What happens to my tax credits if my circumstances change?
It's important to keep HMRC up to date with any changes to your income or your family circumstances, as this could have an impact on how much you get.
Tax credits changes: one month deadline
By law, you must tell HMRC within one month of the following changes happening:
A change in partners
If you claimed as an individual but you are now married, in a civil partnership or living with someone as a couple, or if you claimed as a couple but you have separated or your partner has died.
Your job changes
You must inform HMRC within one month if you stop working, you are working at least 16 hours a week and your hours drop below this, or you are working 30 hours or more a week and your hours drop below 30 hours or reduce to nil.
For couples with children, it is your joint working hours that count towards the 30-hour total.
You must also let HMRC know if you've been on strike for more than 10 days. The same goes for losing your right to work or reside in the UK.
If you are claiming child-care costs and your costs stop or go down by £10 a week or more (and the change lasts at least four consecutive weeks), you must also inform HMRC.

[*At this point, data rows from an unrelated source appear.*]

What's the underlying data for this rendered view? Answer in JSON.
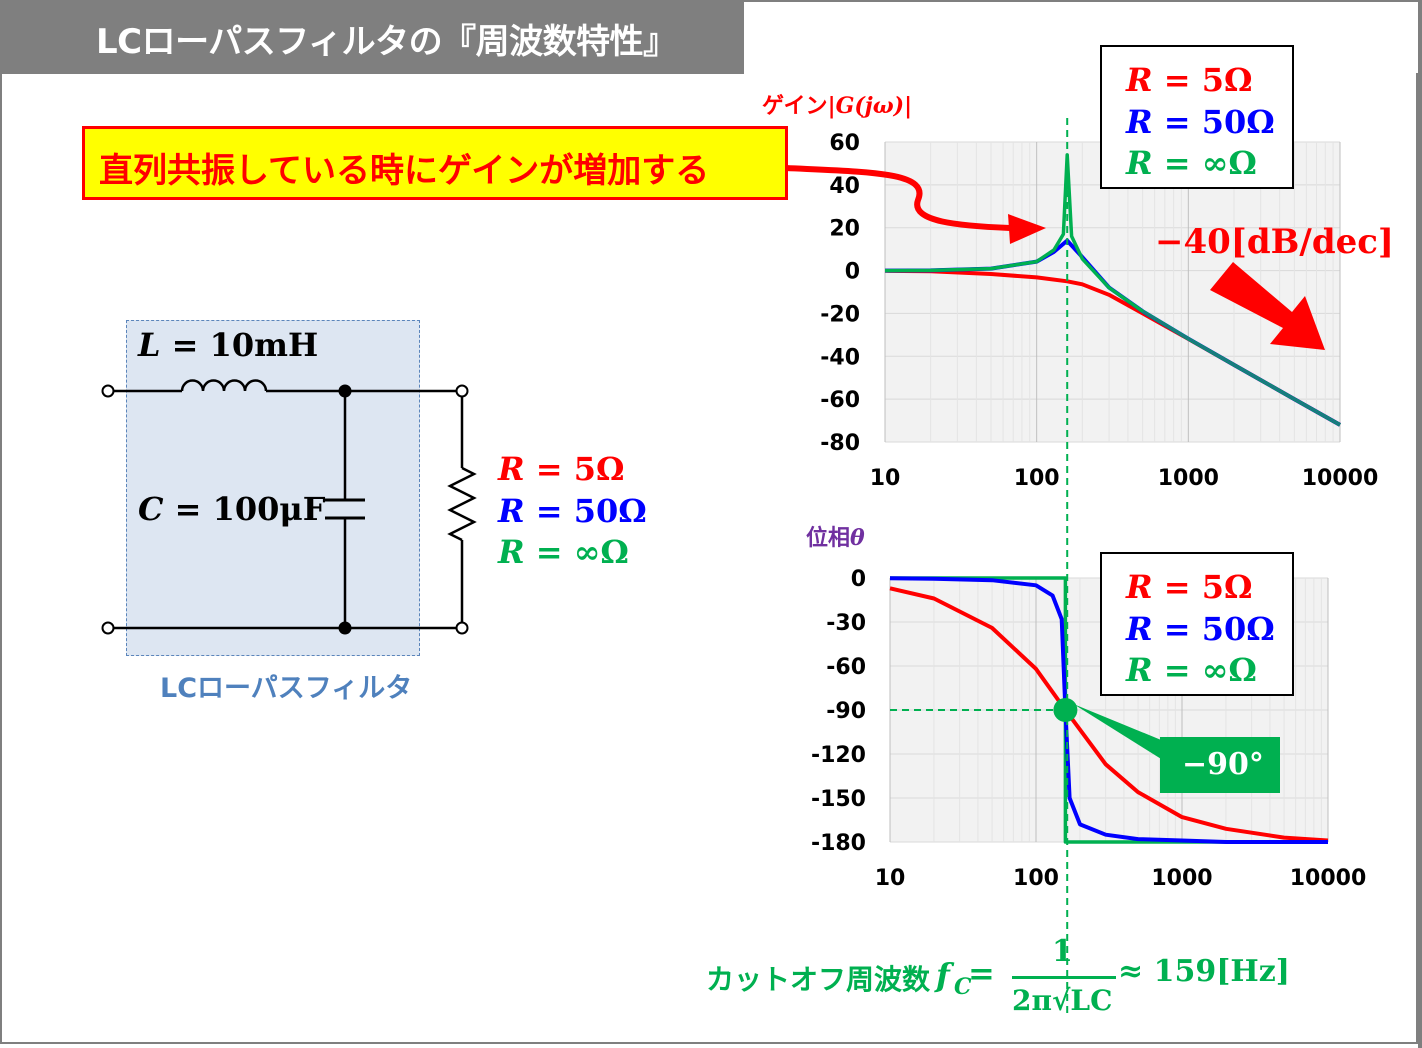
{
  "title": "LCローパスフィルタの『周波数特性』",
  "callout": "直列共振している時にゲインが増加する",
  "circuit": {
    "L_var": "L",
    "L_value": " = 10mH",
    "C_var": "C",
    "C_value": " = 100μF",
    "caption": "LCローパスフィルタ"
  },
  "resistors": [
    {
      "var": "R",
      "value": " = 5Ω",
      "color": "#ff0000"
    },
    {
      "var": "R",
      "value": " = 50Ω",
      "color": "#0000ff"
    },
    {
      "var": "R",
      "value": " = ∞Ω",
      "color": "#00b050"
    }
  ],
  "gain_axis_label_prefix": "ゲイン",
  "gain_axis_label_math": "|G(jω)|",
  "phase_axis_label_prefix": "位相",
  "phase_axis_label_math": "θ",
  "slope_label": "−40[dB/dec]",
  "phase_marker_label": "−90°",
  "cutoff": {
    "prefix": "カットオフ周波数",
    "symbol": "f",
    "sub": "C",
    "eq": " = ",
    "numerator": "1",
    "denominator": "2π√LC",
    "result": " ≈ 159[Hz]"
  },
  "chart_data": [
    {
      "type": "line",
      "name": "gain",
      "xscale": "log",
      "xlim": [
        10,
        10000
      ],
      "ylim": [
        -80,
        60
      ],
      "xticks": [
        "10",
        "100",
        "1000",
        "10000"
      ],
      "yticks": [
        "60",
        "40",
        "20",
        "0",
        "-20",
        "-40",
        "-60",
        "-80"
      ],
      "grid": true,
      "resonance_hz": 159,
      "series": [
        {
          "name": "R = 5Ω",
          "color": "#ff0000",
          "x": [
            10,
            20,
            50,
            100,
            159,
            200,
            300,
            500,
            1000,
            2000,
            5000,
            10000
          ],
          "y": [
            -0.1,
            -0.3,
            -1.6,
            -3.2,
            -5.0,
            -6.4,
            -11.3,
            -20.0,
            -31.9,
            -44.0,
            -60.0,
            -72.0
          ]
        },
        {
          "name": "R = 50Ω",
          "color": "#0000ff",
          "x": [
            10,
            20,
            50,
            100,
            130,
            159,
            200,
            300,
            500,
            1000,
            2000,
            5000,
            10000
          ],
          "y": [
            0.0,
            0.1,
            0.9,
            4.2,
            8.7,
            14.0,
            6.3,
            -7.9,
            -19.0,
            -31.8,
            -44.0,
            -60.0,
            -72.0
          ]
        },
        {
          "name": "R = ∞Ω",
          "color": "#00b050",
          "x": [
            10,
            20,
            50,
            100,
            130,
            150,
            159,
            170,
            200,
            300,
            500,
            1000,
            2000,
            5000,
            10000
          ],
          "y": [
            0.0,
            0.1,
            0.9,
            4.2,
            9.6,
            17.0,
            54.0,
            16.0,
            5.5,
            -8.0,
            -19.0,
            -31.8,
            -44.0,
            -60.0,
            -72.0
          ]
        }
      ]
    },
    {
      "type": "line",
      "name": "phase",
      "xscale": "log",
      "xlim": [
        10,
        10000
      ],
      "ylim": [
        -180,
        0
      ],
      "xticks": [
        "10",
        "100",
        "1000",
        "10000"
      ],
      "yticks": [
        "0",
        "-30",
        "-60",
        "-90",
        "-120",
        "-150",
        "-180"
      ],
      "grid": true,
      "marker_point": {
        "x": 159,
        "y": -90
      },
      "series": [
        {
          "name": "R = 5Ω",
          "color": "#ff0000",
          "x": [
            10,
            20,
            50,
            100,
            159,
            300,
            500,
            1000,
            2000,
            5000,
            10000
          ],
          "y": [
            -7,
            -14,
            -34,
            -62,
            -90,
            -127,
            -146,
            -163,
            -171,
            -177,
            -179
          ]
        },
        {
          "name": "R = 50Ω",
          "color": "#0000ff",
          "x": [
            10,
            20,
            50,
            100,
            130,
            150,
            159,
            170,
            200,
            300,
            500,
            1000,
            2000,
            10000
          ],
          "y": [
            -0.2,
            -0.5,
            -1.5,
            -5,
            -12,
            -28,
            -90,
            -150,
            -168,
            -175,
            -178,
            -179,
            -180,
            -180
          ]
        },
        {
          "name": "R = ∞Ω",
          "color": "#00b050",
          "x": [
            10,
            159,
            159,
            10000
          ],
          "y": [
            0,
            0,
            -180,
            -180
          ]
        }
      ]
    }
  ]
}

The same needs to happen if a child or young person you are responsible for moves out to live with someone else or starts to claim Income Support, Incapacity Benefit, income-based Jobseeker’s Allowance, Employment and Support Allowance, child tax credit or working tax credit in their own right.
You also need to inform HMRC is a young person between 16 and 20 you are responsible for leaves full time education or approved training, starts advanced education (for example, a degree course), starts training provided under a contract of employment, or starts paid work (usually for more than 24 hours a week).

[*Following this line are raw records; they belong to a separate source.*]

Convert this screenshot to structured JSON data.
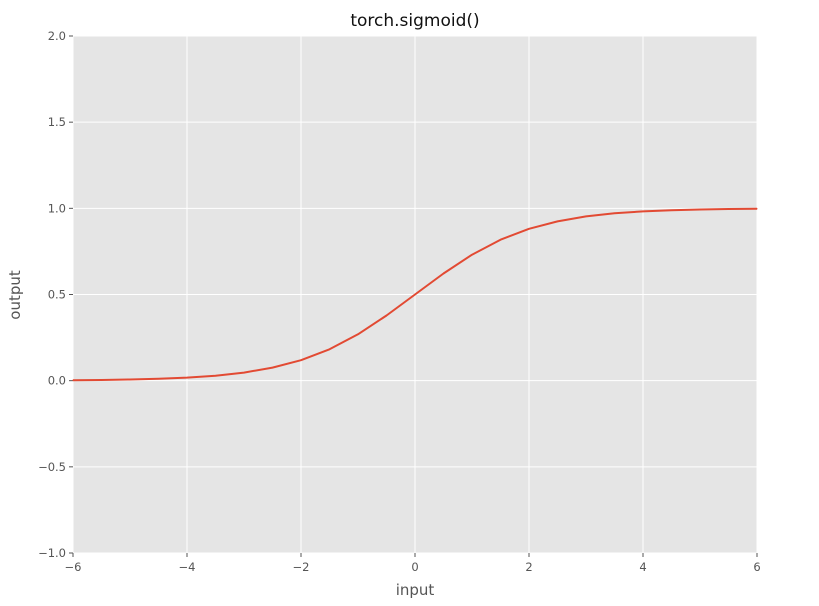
{
  "chart_data": {
    "type": "line",
    "title": "torch.sigmoid()",
    "xlabel": "input",
    "ylabel": "output",
    "xlim": [
      -6,
      6
    ],
    "ylim": [
      -1.0,
      2.0
    ],
    "x_ticks": [
      -6,
      -4,
      -2,
      0,
      2,
      4,
      6
    ],
    "x_tick_labels": [
      "−6",
      "−4",
      "−2",
      "0",
      "2",
      "4",
      "6"
    ],
    "y_ticks": [
      -1.0,
      -0.5,
      0.0,
      0.5,
      1.0,
      1.5,
      2.0
    ],
    "y_tick_labels": [
      "−1.0",
      "−0.5",
      "0.0",
      "0.5",
      "1.0",
      "1.5",
      "2.0"
    ],
    "grid": true,
    "series": [
      {
        "color": "#e24a33",
        "x": [
          -6,
          -5.5,
          -5,
          -4.5,
          -4,
          -3.5,
          -3,
          -2.5,
          -2,
          -1.5,
          -1,
          -0.5,
          0,
          0.5,
          1,
          1.5,
          2,
          2.5,
          3,
          3.5,
          4,
          4.5,
          5,
          5.5,
          6
        ],
        "y": [
          0.0025,
          0.0041,
          0.0067,
          0.011,
          0.018,
          0.029,
          0.047,
          0.076,
          0.119,
          0.182,
          0.269,
          0.378,
          0.5,
          0.622,
          0.731,
          0.818,
          0.881,
          0.924,
          0.953,
          0.971,
          0.982,
          0.989,
          0.993,
          0.996,
          0.9975
        ]
      }
    ]
  },
  "colors": {
    "plot_background": "#e5e5e5",
    "grid": "#ffffff",
    "line": "#e24a33"
  }
}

Tax credits: other changes
You don't have to tell HMRC about the following changes, but it might be in your interests to do so, as you may be entitled to a higher tax credit award:
- A young person over 16 continues in full time education, registers with a careers service, Connexions or equivalent, or joins an approved government training scheme
- Your income goes down
- Your income goes up. This may not affect your current award, but it will affect how much you get next year. If you get paid too much because you delay telling HMRC about any changes, you will be asked to pay back any tax credits overpaid. See Tax credits overpayments
- Your childcare costs go up by £10 a week or more (and the change lasts at least four consecutive weeks)
- Your usual working hours change from less than 16 hours a week to more than 16 hours a week
- Your usual working hours change from less than 30 hours a week to 30 or more. For couples with children, it is your joint working hours that count towards the 30 hours.
It's worth telling HMRC within three months of a change of circumstances which increases your award, as usually awards can only be backdated by up to three months.